The proposal addresses several inherent paradoxes in the competition programme. On the one hand, it is characterized by enthusiasm about the plans to expand and renew the existing Telemark Museum in Skien. On the other hand, it also shows a certain local concern at the risk of losing part of the historic park and its characteristic vegetation. A fundamental conflict, whose compromise approach suggests a partially invisible architectural solution below ground.

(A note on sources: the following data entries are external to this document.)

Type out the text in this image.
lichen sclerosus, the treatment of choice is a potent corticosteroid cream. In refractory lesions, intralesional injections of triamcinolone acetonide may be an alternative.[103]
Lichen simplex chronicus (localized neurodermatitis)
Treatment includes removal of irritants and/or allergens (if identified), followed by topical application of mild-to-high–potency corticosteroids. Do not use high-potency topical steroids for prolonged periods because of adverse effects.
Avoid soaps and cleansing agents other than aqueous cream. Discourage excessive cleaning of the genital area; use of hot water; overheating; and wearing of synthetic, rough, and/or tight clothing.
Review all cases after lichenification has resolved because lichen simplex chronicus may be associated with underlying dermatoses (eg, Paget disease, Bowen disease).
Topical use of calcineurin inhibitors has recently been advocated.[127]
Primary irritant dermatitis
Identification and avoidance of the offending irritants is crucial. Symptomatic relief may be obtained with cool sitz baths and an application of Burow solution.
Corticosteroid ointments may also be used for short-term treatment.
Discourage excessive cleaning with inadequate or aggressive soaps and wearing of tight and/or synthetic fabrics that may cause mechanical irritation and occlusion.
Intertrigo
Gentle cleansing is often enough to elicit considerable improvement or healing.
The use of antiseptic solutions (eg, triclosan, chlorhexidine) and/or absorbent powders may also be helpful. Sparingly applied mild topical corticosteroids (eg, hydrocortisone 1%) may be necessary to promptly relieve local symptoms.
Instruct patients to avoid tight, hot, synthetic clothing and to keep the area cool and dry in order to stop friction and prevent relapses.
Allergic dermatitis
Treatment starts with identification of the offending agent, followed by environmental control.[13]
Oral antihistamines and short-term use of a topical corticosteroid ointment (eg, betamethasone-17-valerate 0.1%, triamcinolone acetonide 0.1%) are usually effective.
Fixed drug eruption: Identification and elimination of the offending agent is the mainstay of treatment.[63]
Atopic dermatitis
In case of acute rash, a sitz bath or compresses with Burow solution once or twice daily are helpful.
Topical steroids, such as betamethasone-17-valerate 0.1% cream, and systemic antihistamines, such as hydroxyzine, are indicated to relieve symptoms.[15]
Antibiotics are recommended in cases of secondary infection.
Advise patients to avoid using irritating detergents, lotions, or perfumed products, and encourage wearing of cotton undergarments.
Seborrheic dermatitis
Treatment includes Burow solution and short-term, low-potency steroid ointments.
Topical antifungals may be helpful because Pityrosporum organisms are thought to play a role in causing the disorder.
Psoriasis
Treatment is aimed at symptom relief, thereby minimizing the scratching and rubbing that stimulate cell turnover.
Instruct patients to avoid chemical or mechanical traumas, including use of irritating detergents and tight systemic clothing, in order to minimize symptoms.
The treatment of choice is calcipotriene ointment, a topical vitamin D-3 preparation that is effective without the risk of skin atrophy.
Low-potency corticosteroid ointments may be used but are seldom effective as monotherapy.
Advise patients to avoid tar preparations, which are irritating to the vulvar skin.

Most of the new museum building is thus located underground, with a distinctive gatehouse as the only element that is visible at street level. The transparent cut-out in the otherwise monolithic wooden structure offers a framed view of the park and parts of the administration, lecture rooms and exhibition halls clustered around an atrium space. The cut-out also forms an overhang that throws reflected light into the street and provides a sheltered spot for anyone waiting for a ride, to meet up before a visit etc. The plank cladding continues a historic building tradition, thus adapting to the many beautiful wooden houses in the area in a way that is free from nostalgic clichés. The building outline is almost archetypal, and the dark wooden cladding that wraps around the northern property line as a spatial ‘picket fence’ signals a new coherent and vital sense of order at the somewhat passive end of Brekkeparken (Brekke Park). The archetypal expression holds no specific functional associations, since the gatehouse not only serves as the entrance to the park or the museum but also aims to signal that Telemark Museum contains several independent local museums and distinct regional collections.
‘A new pavilion in Brekkeparken … is a spectacular and exciting proposal that offers a total interaction with the park and plays with elevations and levels, suspending traditional notions of over and under, indoors and out. It has a striking, monumental and vibrant entrance. It beckons people in! And down.’